La Fondation pour la Mémoire de la Déportation fait connaître son indignation après les propos de Jean Marie Le Pen au Parlement Européen.

Une fois encore le leader du Front national, député européen de surcroît, tente de refaire parler de lui en affichant sa misérable position sur les crimes nazis de génocide.

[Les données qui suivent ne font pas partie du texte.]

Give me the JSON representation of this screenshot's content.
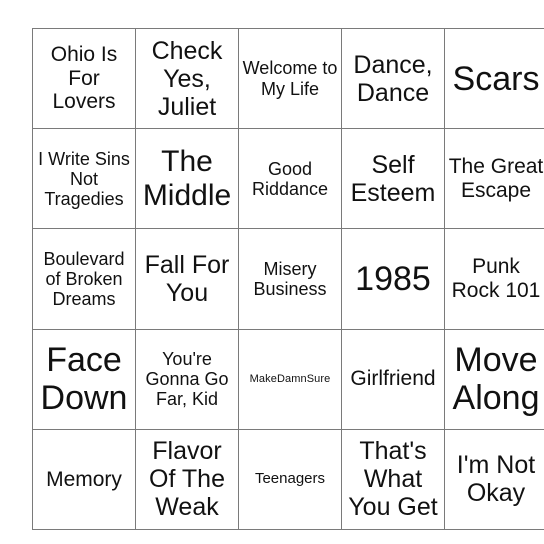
{
  "card": {
    "type": "bingo-card",
    "rows": 5,
    "columns": 5,
    "border_color": "#7a7a7a",
    "text_color": "#111111",
    "background_color": "#ffffff",
    "cells": [
      [
        {
          "text": "Ohio Is For Lovers",
          "size": "lg"
        },
        {
          "text": "Check Yes, Juliet",
          "size": "xl"
        },
        {
          "text": "Welcome to My Life",
          "size": "md"
        },
        {
          "text": "Dance, Dance",
          "size": "xl"
        },
        {
          "text": "Scars",
          "size": "xxxl"
        }
      ],
      [
        {
          "text": "I Write Sins Not Tragedies",
          "size": "md"
        },
        {
          "text": "The Middle",
          "size": "xxl"
        },
        {
          "text": "Good Riddance",
          "size": "md"
        },
        {
          "text": "Self Esteem",
          "size": "xl"
        },
        {
          "text": "The Great Escape",
          "size": "lg"
        }
      ],
      [
        {
          "text": "Boulevard of Broken Dreams",
          "size": "md"
        },
        {
          "text": "Fall For You",
          "size": "xl"
        },
        {
          "text": "Misery Business",
          "size": "md"
        },
        {
          "text": "1985",
          "size": "xxxl"
        },
        {
          "text": "Punk Rock 101",
          "size": "lg"
        }
      ],
      [
        {
          "text": "Face Down",
          "size": "xxxl"
        },
        {
          "text": "You're Gonna Go Far, Kid",
          "size": "md"
        },
        {
          "text": "MakeDamnSure",
          "size": "xs"
        },
        {
          "text": "Girlfriend",
          "size": "lg"
        },
        {
          "text": "Move Along",
          "size": "xxxl"
        }
      ],
      [
        {
          "text": "Memory",
          "size": "lg"
        },
        {
          "text": "Flavor Of The Weak",
          "size": "xl"
        },
        {
          "text": "Teenagers",
          "size": "sm"
        },
        {
          "text": "That's What You Get",
          "size": "xl"
        },
        {
          "text": "I'm Not Okay",
          "size": "xl"
        }
      ]
    ]
  }
}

Elle dénonce ce propos « relativiste » qui met en perspective le cataclysme qu’a été la Seconde Guerre mondiale, avec les génocides perpétrés par les Nazis dans le but évident de minimiser ces crimes et de pouvoir réhabiliter certains aspects de l’idéologie nazie dont se réclame précisément le Front National : nationalisme dominateur et raciste, recherche de bouc émissaire étrangers aux maux de nos sociétés, etc.etc.

Le terme « détail » élimine la spécificité d’un génocide commis hors de toute logique stratégique et guerrière. On continuait à exterminer dans les chambres à gaz en 1944 alors que tout craquait et que le régime national-socialiste était à la veille de son écroulement final.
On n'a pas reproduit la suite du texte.